Morgan Stanley downgraded its stance on insurer Beazley to 'equalweight' from 'overweight' and cut the price target to 350.0p from 550.0p as it said the company’s limited financial flexibility will leave the cost of equity at elevated levels and limit the upside.

MS said that despite the capital raise in the first half of the year, Beazley's growth prospects are constrained by limited capital and financial flexibility.

"Our detailed analysis suggests that the company could see challenges in delivering the levels of growth that we envisaged in our previous forecasts," it said. The bank cuts its 2022 net income estimate to $369.0m from $393.0m and versus consensus of $352.0m for a return on equity of 17.5%, down from a previous estimate of 16.8% and compared to consensus of 16%.

MS said it expects Beazley to fully utilise the remaining $225.0m letter of credit to meet its reduced growth assumptions and at the same time, pay a flat dividend in 2021 and 2022.

"We remain cautious as Beazley's limited financial flexibility offers modest loss absorption capacity and exposes our base case to greater risk," it said. “As a result, we expect the cost of equity to remain high and therefore increase our cost of equity assumption to 12% (previously 9.5%)."

However, the bank said its bull case shows that, hypothetically, a second capital raise could support higher growth and capital returns.

JPMorgan Cazenove upgraded its stance on Synthomer on Monday to 'overweight' from 'neutral' and hiked the price target to 450.0p from 242.0p as it highlighted the company’s exposure to the gloves market and potential benefit from the Covid-19 pandemic.

It noted that Synthomer sells nitrile latex for nitrile gloves and that this business made up around 20% of the company's earnings in 2019, "hence the earnings tailwind from the Covid-19 are well known".

"However, we believe that both the magnitude and the duration of this upside is likely to be better than the market assumes."

JPM said there is a potential of further significant upside as it has significantly discounted the potential tailwind that it calculates from the substantial step-up seen in nitrile prices/spreads due to tight supply.

"As Covid-19 vaccines become widely available, the gloves demand will moderate but this might ... not happen till 2H21/2022," the bank said. In addition, it is possible that the greater focus on hygiene might result in structurally higher gloves demand in the future.

Analysts at Berenberg raised their target price on engineering company Renishaw from 5,700.0p to 6,200.0p on Monday, stating the firm appeared to be "poised for a recovery".

Berenberg stated that it had been one month since its "contrarian buy" initiation on Renishaw and, so far, the analysts said their investment thesis was playing out "exactly as expected".
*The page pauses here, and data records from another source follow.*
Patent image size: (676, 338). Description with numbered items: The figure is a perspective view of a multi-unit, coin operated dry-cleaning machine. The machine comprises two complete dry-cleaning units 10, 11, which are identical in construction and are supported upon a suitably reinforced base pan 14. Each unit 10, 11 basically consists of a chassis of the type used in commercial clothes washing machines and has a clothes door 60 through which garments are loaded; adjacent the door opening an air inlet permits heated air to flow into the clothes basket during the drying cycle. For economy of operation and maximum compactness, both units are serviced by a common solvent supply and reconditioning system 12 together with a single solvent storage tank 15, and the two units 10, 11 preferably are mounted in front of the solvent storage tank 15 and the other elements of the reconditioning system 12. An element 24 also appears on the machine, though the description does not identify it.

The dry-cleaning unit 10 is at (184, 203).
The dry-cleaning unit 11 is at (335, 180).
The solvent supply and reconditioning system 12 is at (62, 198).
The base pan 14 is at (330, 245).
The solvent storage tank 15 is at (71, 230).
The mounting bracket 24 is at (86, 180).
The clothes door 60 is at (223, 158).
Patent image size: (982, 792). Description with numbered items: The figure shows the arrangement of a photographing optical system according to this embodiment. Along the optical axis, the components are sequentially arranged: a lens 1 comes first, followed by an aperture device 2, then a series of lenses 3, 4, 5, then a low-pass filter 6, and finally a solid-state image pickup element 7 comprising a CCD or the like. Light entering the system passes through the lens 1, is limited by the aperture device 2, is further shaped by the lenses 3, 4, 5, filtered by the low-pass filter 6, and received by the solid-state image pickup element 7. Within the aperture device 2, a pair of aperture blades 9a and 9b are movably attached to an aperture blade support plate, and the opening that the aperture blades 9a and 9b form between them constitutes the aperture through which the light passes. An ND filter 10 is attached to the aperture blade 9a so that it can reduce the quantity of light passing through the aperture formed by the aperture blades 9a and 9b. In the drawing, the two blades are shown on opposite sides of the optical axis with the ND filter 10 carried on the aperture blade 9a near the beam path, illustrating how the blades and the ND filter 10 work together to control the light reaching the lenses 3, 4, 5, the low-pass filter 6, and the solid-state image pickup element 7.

The German bank highlighted that Renishaw's first-quarter update was "bang in line" with forecasts, with Japanese machine tool orders also continuing to show "gradual progress".

However, Berenberg acknowledged that it had received a number of investor pushbacks on its thesis, several of which had been amplified by the stock's recent 20% share price rally.

Berenberg added that it does not believe Renishaw's headline multiples "tell the full story" and think investors should consider a sum-of-the-parts methodology.

"Despite the strong run, we continue to think the outlook is attractive, with huge upside potential if certain scenarios play out," said the analysts.